Resource-level Enforcement

Is the current user allowed to perform a certain action on a certain resource? This is the central question of “resource-level” enforcement.

  • Can a user update settings for this organization?
  • Can a user read this repository?
  • Can an admin resend a password reset email for this user?

Resource-level enforcement is the bread-and-butter of application authorization. If you only perform one type of authorization in your app, it should be this. Just about every endpoint in your application should perform some kind of resource-level enforcement.

Authorize an action

The method to use for resource-level authorization is called Oso.authorize. You use this method to ensure that a user has permission to perform a particular action on a particular resource. The authorize method takes three arguments, user, action, and resource. It doesn’t return anything when the action is allowed, but throws an error when it is not. To handle this error, see Authorization Failure.
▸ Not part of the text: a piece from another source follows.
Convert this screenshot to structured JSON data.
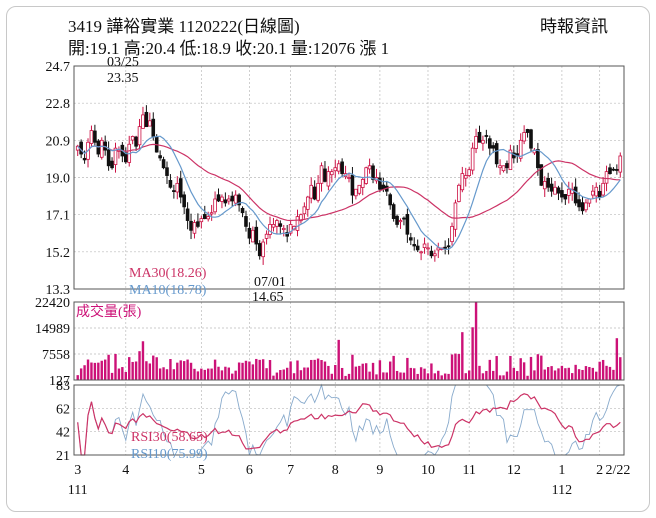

oso.authorize(user, "approve", expense);

The authorize method checks all of the allow rules in your policy and ensures that there is an allow rule that applies to the given user, action, and resource, like this:

allow(user: User, "approve", _expense: Expense) if
    user.isAdmin;

Let’s see an example of authorize from within an endpoint:

public void approveExpense(User user, int expenseId) throws AuthorizationException {
    Expense expense = Expense.byId(expenseId);
    oso.authorize(user, "approve", expense);

    // ... process request
}

As you can see from this example, it’s common to have to fetch some data before performing authorization. To perform resource-level authorization, you normally need to have the resource loaded!

Authorization Failure

What happens when the authorization fails? That is, what if there is not an allow rule that gives the user permission to perform the action on the resource? In that case, the authorize method will raise an AuthorizationException. There are actually two types of authorization errors, depending on the situation.

  • NotFoundException errors are for situations where the user should not even know that a particular resource exists. That is, the user does not have "read" permission on the resource. You should handle these errors by showing the user a 404 “Not Found” error.
  • ForbiddenException errors are raised when the user knows that a resource exists (i.e. when they have permission to "read" the resource), but they are not allowed to perform the given action. You should handle these errors by showing the user a 403 “Forbidden” error.

Note: a call to authorize with a "read" action will never raise a ForbiddenException error, only NotFoundException errors—if the user is not allowed to read the resource, the server should act as though it doesn’t exist.

You could handle these errors at each place you call authorize, but that would mean a lot of error handling. We recommend handling NotFoundException and ForbiddenException errors globally in your application, using middleware or something similar. Ideally, you can perform resource-level authorization by adding a single line of code to each endpoint.

As an example, here’s what a global exception handler looks like in a Spring MVC app:

import com.osohq.oso.Exceptions;

@ControllerAdvice
class GlobalControllerAuthorizationExceptionHandler {
    @ResponseStatus(HttpStatus.NOT_FOUND) // 404
    @ExceptionHandler(Exceptions.NotFoundException.class)
    public void handleOsoNotFound() {}

    @ResponseStatus(HttpStatus.FORBIDDEN) // 403
    @ExceptionHandler(Exceptions.ForbiddenException.class)
    public void handleOsoForbidden() {}
}

Then, when your application calls authorize, it will know how to handle exceptions that arise.